Ressarcimento de ação coletiva será prioritário, diz juíza do caso Telexfree

juizaResponsável pelo julgamento do caso Telexfree, a juíza da 2ª Vara Cível de Rio Branco, Thaís Borges, negou mais de 30 pedidos de ressarcimento realizados por investidores da Telexfree. A decisão foi publicada na última sexta-feira (27), no Diário da Justiça do Acre.

De acordo com a magistrada, a decisão foi tomada para evitar inviabilizar a ação coletiva que está sendo movida pelo Ministério Público (MP-AC).

“Recebi vários pedidos de juízes de outras comarcas pedindo que eu disponibilizasse valores para indenização dos divulgadores e eles pediram que eu transferisse os valores ou deixasse reservado.
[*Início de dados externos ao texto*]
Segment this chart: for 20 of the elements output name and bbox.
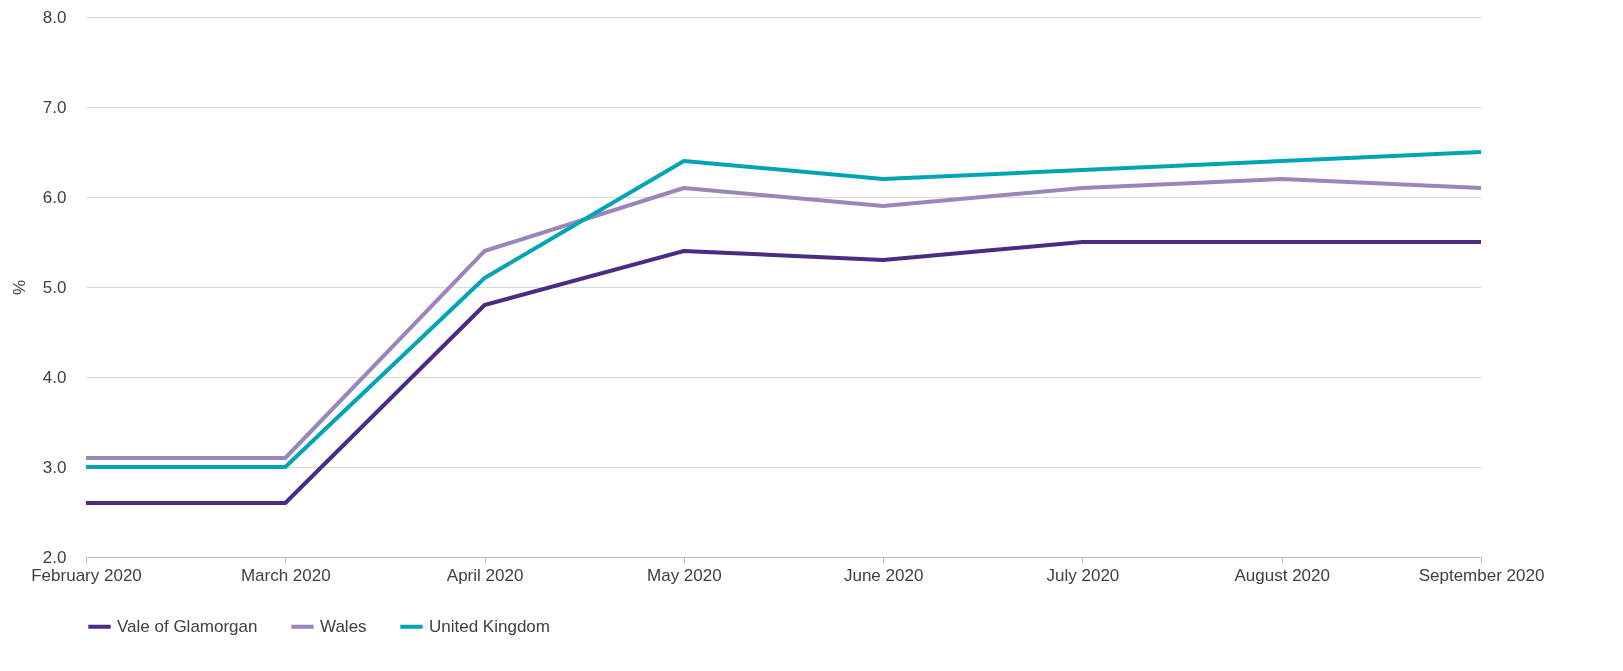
y-tick-label: 4.0: [42, 367, 67, 387]
x-tick-label: April 2020: [446, 565, 524, 585]
x-tick-label: March 2020: [240, 565, 331, 585]
line-series: [84, 240, 1483, 505]
x-tick-label: September 2020: [1418, 565, 1545, 585]
y-tick-label: 3.0: [42, 457, 67, 477]
x-tick-label: July 2020: [1046, 565, 1120, 585]
y-tick-label: 2.0: [42, 547, 67, 567]
legend-label: Wales: [320, 616, 367, 636]
x-tick-label: August 2020: [1234, 565, 1330, 585]
y-tick-label: 6.0: [42, 187, 67, 207]
y-tick-label: 7.0: [42, 97, 67, 117]
x-tick-label: May 2020: [647, 565, 722, 585]
x-tick-label: February 2020: [31, 565, 142, 585]
y-tick-label: 5.0: [42, 277, 67, 297]
y-axis-title: %: [9, 279, 29, 296]
x-tick-label: June 2020: [843, 565, 924, 585]
y-tick-label: 8.0: [42, 7, 67, 27]
legend-label: United Kingdom: [429, 616, 550, 636]
legend-label: Vale of Glamorgan: [117, 616, 258, 636]
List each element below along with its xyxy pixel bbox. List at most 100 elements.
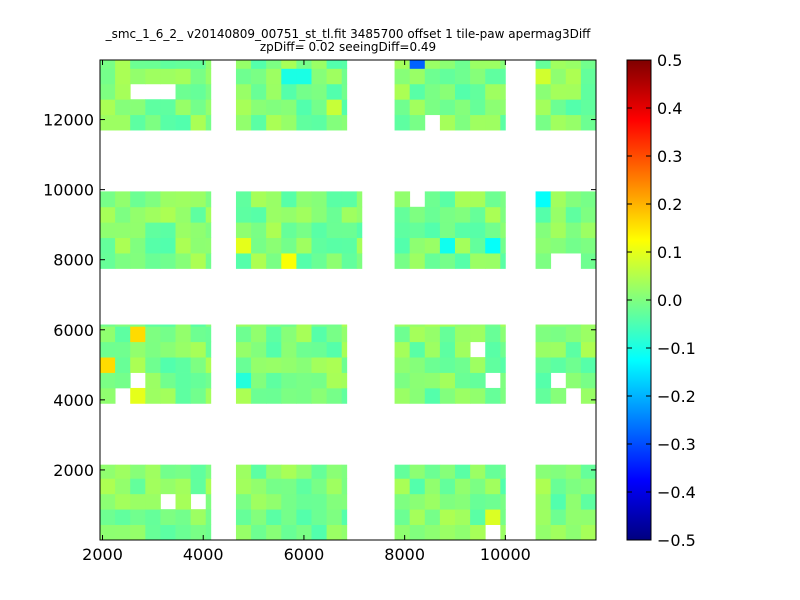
heatmap-cell bbox=[190, 99, 207, 116]
heatmap-cell bbox=[455, 478, 471, 495]
heatmap-cell bbox=[565, 237, 582, 254]
heatmap-cell bbox=[190, 478, 207, 495]
heatmap-cell bbox=[455, 191, 471, 208]
heatmap-cell bbox=[439, 237, 456, 254]
heatmap-cell bbox=[311, 114, 327, 131]
heatmap-cell bbox=[175, 464, 192, 479]
heatmap-cell bbox=[394, 114, 411, 131]
heatmap-cell bbox=[266, 387, 282, 404]
heatmap-cell bbox=[190, 206, 207, 223]
heatmap-cell bbox=[296, 99, 312, 116]
heatmap-cell bbox=[266, 114, 282, 131]
colorbar-tick-label: −0.4 bbox=[657, 483, 696, 502]
colorbar-axis: 0.5 0.4 0.3 0.2 0.1 0.0 −0.1 −0.2 −0.3 −0.4 −0.5 bbox=[627, 51, 696, 550]
heatmap-cell bbox=[470, 326, 486, 343]
heatmap-cell bbox=[175, 191, 192, 208]
heatmap-cell bbox=[281, 83, 297, 100]
x-tick-label: 8000 bbox=[384, 545, 425, 564]
heatmap-cell bbox=[535, 114, 552, 131]
heatmap-cell bbox=[535, 99, 552, 116]
heatmap-cell bbox=[500, 191, 506, 208]
heatmap-cell bbox=[115, 341, 131, 358]
heatmap-cell bbox=[160, 114, 176, 131]
y-tick-label: 12000 bbox=[43, 111, 94, 130]
heatmap-cell bbox=[311, 83, 327, 100]
heatmap-cell bbox=[424, 326, 441, 343]
heatmap-cell bbox=[565, 326, 582, 343]
heatmap-cell bbox=[439, 191, 456, 208]
heatmap-cell bbox=[424, 253, 441, 269]
heatmap-cell bbox=[190, 83, 207, 100]
heatmap-cell bbox=[311, 68, 327, 85]
heatmap-cell bbox=[175, 222, 192, 239]
heatmap-cell bbox=[470, 524, 486, 540]
heatmap-cell bbox=[296, 191, 312, 208]
heatmap-cell bbox=[409, 237, 426, 254]
heatmap-cell bbox=[190, 326, 207, 343]
heatmap-cell bbox=[356, 253, 363, 269]
heatmap-cell bbox=[311, 326, 327, 343]
heatmap-cell bbox=[455, 324, 471, 327]
heatmap-cell bbox=[100, 326, 116, 343]
heatmap-cell bbox=[394, 222, 411, 239]
heatmap-cell bbox=[235, 357, 252, 373]
heatmap-cell bbox=[550, 387, 567, 404]
heatmap-cell bbox=[550, 222, 567, 239]
heatmap-cell bbox=[281, 99, 297, 116]
heatmap-cell bbox=[550, 478, 567, 495]
heatmap-cell bbox=[455, 357, 471, 373]
heatmap-cell bbox=[565, 99, 582, 116]
heatmap-cell bbox=[470, 237, 486, 254]
heatmap-cell bbox=[190, 68, 207, 85]
heatmap-cell bbox=[205, 341, 212, 358]
heatmap-cell bbox=[190, 387, 207, 404]
heatmap-cell bbox=[470, 387, 486, 404]
heatmap-cell bbox=[190, 524, 207, 540]
heatmap-cell bbox=[281, 206, 297, 223]
x-tick-label: 6000 bbox=[284, 545, 325, 564]
heatmap-cell bbox=[500, 464, 506, 479]
heatmap-cell bbox=[424, 83, 441, 100]
heatmap-cell bbox=[205, 478, 212, 495]
heatmap-cell bbox=[485, 509, 501, 525]
heatmap-cell bbox=[281, 387, 297, 404]
heatmap-cell bbox=[251, 478, 267, 495]
heatmap-cell bbox=[550, 326, 567, 343]
heatmap-cell bbox=[311, 493, 327, 510]
heatmap-cell bbox=[550, 357, 567, 373]
heatmap-cell bbox=[565, 341, 582, 358]
heatmap-cell bbox=[251, 99, 267, 116]
heatmap-cell bbox=[455, 524, 471, 540]
heatmap-cell bbox=[175, 524, 192, 540]
heatmap-cell bbox=[470, 372, 486, 389]
heatmap-cell bbox=[266, 509, 282, 525]
heatmap-cell bbox=[439, 206, 456, 223]
heatmap-cell bbox=[470, 464, 486, 479]
heatmap-cell bbox=[424, 222, 441, 239]
heatmap-cell bbox=[535, 68, 552, 85]
heatmap-cell bbox=[296, 324, 312, 327]
heatmap-cell bbox=[550, 341, 567, 358]
heatmap-cell bbox=[455, 326, 471, 343]
heatmap-cell bbox=[251, 493, 267, 510]
heatmap-cell bbox=[565, 464, 582, 479]
heatmap-cell bbox=[266, 222, 282, 239]
heatmap-cell bbox=[550, 99, 567, 116]
heatmap-cell bbox=[341, 83, 348, 100]
heatmap-cell bbox=[160, 478, 176, 495]
heatmap-cell bbox=[145, 99, 161, 116]
heatmap-cell bbox=[424, 478, 441, 495]
heatmap-cell bbox=[160, 253, 176, 269]
heatmap-cell bbox=[500, 253, 506, 269]
heatmap-cell bbox=[235, 509, 252, 525]
heatmap-cell bbox=[535, 83, 552, 100]
heatmap-cell bbox=[235, 464, 252, 479]
heatmap-cell bbox=[130, 222, 146, 239]
heatmap-cell bbox=[145, 237, 161, 254]
heatmap-cell bbox=[296, 464, 312, 479]
heatmap-cell bbox=[580, 99, 596, 116]
heatmap-cell bbox=[580, 114, 596, 131]
heatmap-cell bbox=[424, 464, 441, 479]
heatmap-cell bbox=[235, 341, 252, 358]
heatmap-cell bbox=[409, 60, 426, 69]
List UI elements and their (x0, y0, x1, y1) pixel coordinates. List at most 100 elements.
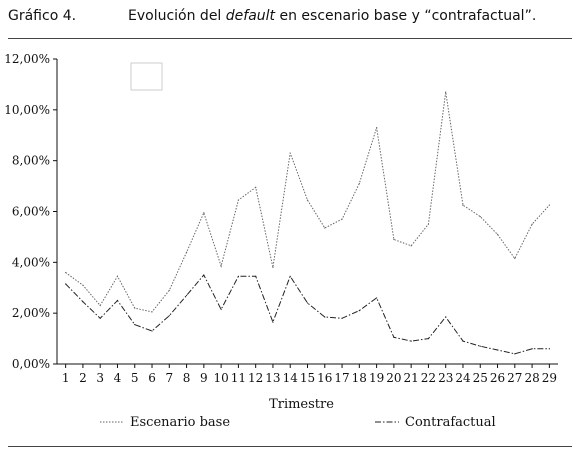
x-tick-label: 8 (183, 371, 191, 385)
data-point (548, 348, 550, 350)
top-rule (8, 38, 572, 39)
figure-title-before: Evolución del (128, 8, 226, 24)
x-axis-label: Trimestre (269, 397, 334, 412)
x-tick-label: 13 (265, 371, 280, 385)
legend-entry: Escenario base (130, 415, 230, 430)
bottom-rule (8, 446, 572, 447)
data-point (514, 353, 516, 355)
data-point (306, 199, 309, 201)
x-tick-label: 26 (490, 371, 505, 385)
figure-header: Gráfico 4. Evolución del default en esce… (0, 0, 580, 40)
figure-title: Evolución del default en escenario base … (128, 8, 536, 24)
data-point (168, 289, 170, 291)
data-point (82, 301, 84, 303)
x-tick-label: 11 (231, 371, 246, 385)
data-point (220, 308, 222, 310)
x-tick-label: 12 (248, 371, 263, 385)
axes: 0,00%2,00%4,00%6,00%8,00%10,00%12,00%1 2 3… (4, 52, 558, 412)
data-point (531, 348, 533, 350)
x-tick-label: 7 (165, 371, 173, 385)
x-tick-label: 21 (404, 371, 419, 385)
data-point (410, 245, 412, 247)
data-point (393, 238, 395, 241)
x-tick-label: 14 (283, 371, 299, 385)
x-tick-label: 19 (369, 371, 384, 385)
x-tick-label: 25 (473, 371, 488, 385)
x-tick-label: 29 (542, 371, 557, 385)
data-point (445, 91, 447, 93)
x-tick-label: 16 (317, 371, 332, 385)
x-tick-label: 20 (386, 371, 401, 385)
data-point (427, 337, 430, 340)
x-tick-label: 22 (421, 371, 436, 385)
x-tick-label: 28 (524, 371, 539, 385)
series-line-escenario-base (65, 91, 550, 313)
data-point (134, 324, 136, 326)
legend-entry: Contrafactual (405, 415, 496, 430)
y-tick-label: 10,00% (4, 103, 50, 117)
x-tick-label: 9 (200, 371, 208, 385)
data-point (185, 251, 188, 253)
data-point (376, 127, 378, 129)
x-tick-label: 3 (96, 371, 104, 385)
x-tick-label: 27 (507, 371, 522, 385)
data-point (376, 297, 378, 299)
x-tick-label: 4 (114, 371, 122, 385)
data-point (427, 223, 430, 225)
data-point (82, 284, 84, 286)
x-tick-label: 18 (352, 371, 367, 385)
data-point (445, 316, 447, 318)
x-tick-label: 5 (131, 371, 139, 385)
data-point (410, 340, 412, 342)
data-point (65, 271, 67, 274)
data-point (531, 223, 533, 225)
data-point (272, 321, 274, 323)
data-point (341, 218, 343, 220)
x-tick-label: 6 (148, 371, 156, 385)
data-point (116, 299, 119, 302)
x-tick-label: 2 (79, 371, 87, 385)
y-tick-label: 12,00% (4, 52, 50, 66)
data-point (358, 182, 360, 185)
data-point (220, 265, 222, 267)
data-point (272, 266, 274, 269)
x-tick-label: 17 (334, 371, 349, 385)
data-point (134, 307, 136, 309)
data-point (168, 315, 170, 317)
data-point (496, 233, 499, 235)
y-tick-label: 6,00% (12, 205, 50, 219)
data-point (324, 227, 326, 229)
y-tick-label: 8,00% (12, 154, 50, 168)
data-point (393, 336, 395, 338)
data-point (462, 204, 464, 206)
data-point (151, 311, 153, 313)
data-point (116, 275, 119, 277)
data-point (237, 275, 239, 277)
data-point (479, 215, 481, 218)
data-point (99, 304, 101, 307)
legend: Escenario base Contrafactual (100, 415, 496, 430)
data-point (203, 274, 205, 276)
data-point (341, 317, 343, 319)
y-tick-label: 0,00% (12, 357, 50, 371)
x-tick-label: 1 (62, 371, 70, 385)
data-point (289, 152, 291, 154)
data-point (514, 257, 516, 260)
data-point (255, 275, 257, 277)
data-point (203, 212, 205, 214)
x-tick-label: 15 (300, 371, 315, 385)
legend-box-placeholder (130, 62, 163, 91)
figure-label: Gráfico 4. (8, 8, 77, 24)
data-point (358, 310, 360, 312)
series-line-contrafactual (65, 274, 550, 355)
data-point (99, 317, 101, 319)
data-point (185, 294, 188, 296)
x-tick-label: 24 (455, 371, 471, 385)
data-point (255, 186, 257, 188)
data-point (496, 349, 499, 351)
figure-title-italic: default (225, 8, 276, 24)
data-point (462, 340, 464, 342)
data-point (65, 283, 67, 285)
series-layer (65, 91, 550, 355)
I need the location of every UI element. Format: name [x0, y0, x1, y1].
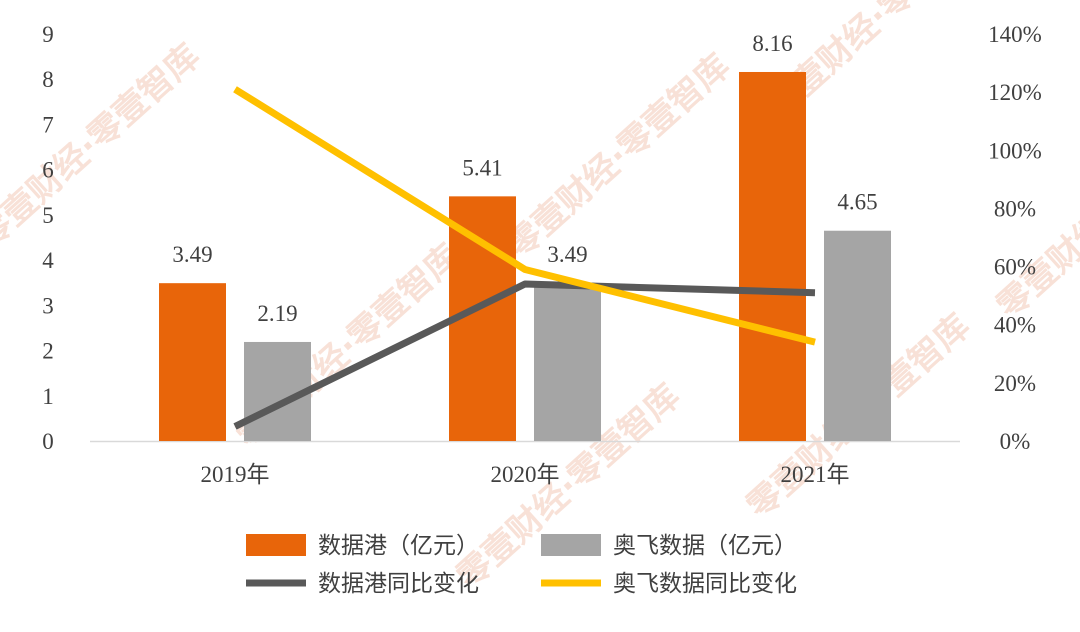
legend-item: 数据港同比变化 — [246, 571, 479, 597]
bar — [824, 230, 891, 441]
series-line — [233, 86, 816, 346]
x-category-label: 2019年 — [201, 462, 270, 487]
y-left-tick-label: 0 — [42, 429, 54, 454]
bar — [534, 283, 601, 441]
y-left-tick-label: 2 — [42, 339, 54, 364]
y-left-tick-label: 9 — [42, 22, 54, 47]
y-right-tick-label: 100% — [988, 138, 1042, 163]
bar — [159, 283, 226, 441]
watermark-text: 零壹财经·零壹智库 — [499, 46, 738, 266]
bar-data-label: 3.49 — [172, 242, 212, 267]
series-line — [233, 280, 816, 430]
y-left-tick-label: 6 — [42, 158, 54, 183]
y-left-tick-label: 5 — [42, 203, 54, 228]
bar-data-label: 3.49 — [547, 242, 587, 267]
legend: 数据港（亿元） 奥飞数据（亿元） 数据港同比变化 奥飞数据同比变化 — [246, 533, 797, 597]
bar-data-label: 2.19 — [257, 301, 297, 326]
y-right-tick-label: 40% — [994, 313, 1036, 338]
bar-data-label: 5.41 — [462, 155, 502, 180]
legend-label: 数据港（亿元） — [318, 533, 479, 559]
legend-swatch — [246, 534, 306, 556]
y-left-tick-label: 7 — [42, 112, 54, 137]
y-right-tick-label: 20% — [994, 371, 1036, 396]
y-right-tick-label: 80% — [994, 196, 1036, 221]
axes: 0 1 2 3 4 5 6 7 8 9 0% 20% 40% 60% 80% 100% 120% 140% 2019… — [42, 22, 1042, 487]
y-right-tick-label: 140% — [988, 22, 1042, 47]
legend-swatch — [541, 534, 601, 556]
x-category-label: 2021年 — [781, 462, 850, 487]
y-left-tick-label: 8 — [42, 67, 54, 92]
legend-label: 奥飞数据（亿元） — [613, 533, 797, 559]
y-right-tick-label: 120% — [988, 80, 1042, 105]
bars — [159, 71, 891, 441]
watermark-text: 零壹财经·零壹智库 — [0, 36, 208, 256]
legend-item: 奥飞数据同比变化 — [541, 571, 797, 597]
bar-data-label: 4.65 — [837, 190, 877, 215]
legend-item: 奥飞数据（亿元） — [541, 533, 797, 559]
legend-item: 数据港（亿元） — [246, 533, 479, 559]
y-left-tick-label: 1 — [42, 384, 54, 409]
bar-data-label: 8.16 — [752, 31, 792, 56]
y-right-tick-label: 0% — [1000, 429, 1031, 454]
legend-label: 奥飞数据同比变化 — [613, 571, 797, 597]
x-category-label: 2020年 — [491, 462, 560, 487]
y-left-tick-label: 4 — [42, 248, 54, 273]
bar — [739, 71, 806, 441]
legend-label: 数据港同比变化 — [318, 571, 479, 597]
y-right-tick-label: 60% — [994, 255, 1036, 280]
lines — [233, 86, 816, 430]
data-labels: 3.49 5.41 8.16 2.19 3.49 4.65 — [172, 31, 877, 326]
y-left-tick-label: 3 — [42, 293, 54, 318]
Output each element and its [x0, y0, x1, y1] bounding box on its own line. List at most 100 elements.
Eu decidi que primeiro vamos aguardar a decisão da ação coletiva e se houver necessidade de execução, esses recursos serão priorizados e, se houver remanescente, disponibilizo para esses juízes”, explica.

Ação coletiva x ação individual
A juíza ressalta que embora todos os investidores possam entrar com ações individuais pedindo o ressarcimento, a ação coletiva que está sendo movida pelo Ministério Público do Acre (MP-AC) já contempla à todos.

“Nos termos da lei, mesmo com a ação coletiva, cada um pode ajuizar ação individual, mas nesse caso, quem ajuíza ação individual não aproveita o resultado da ação coletiva, se for favorável”, diz.

Segundo ela, às pessoas que já moveram ações individuais podem pedir a suspensão para serem beneficiadas pela ação coletiva.

Ainda não há prazo para o início do julgamento da ação coletiva sobre o caso Telexfree. “A ação está em uma fase bem adiantada, mas ainda não iniciou a fase de produção de provas e o julgamento só acontece depois da produção das provas”, explica a magistrada.

Entenda o caso
A Telexfree, nome fantasia da empresa Ympactus Comercial LTDA. está, desde o dia 18 de junho deste ano, proibida de operar em todo o Brasil. A decisão da juíza Thaís Borges proíbe que a empresa faça pagamentos e a adesão de novos investidores.

A Telexfree, apresentada como empresa de marketing multinível, é investigada pelo Ministério Público do Acre (MP-AC) por suspeita de ser uma pirâmide financeira.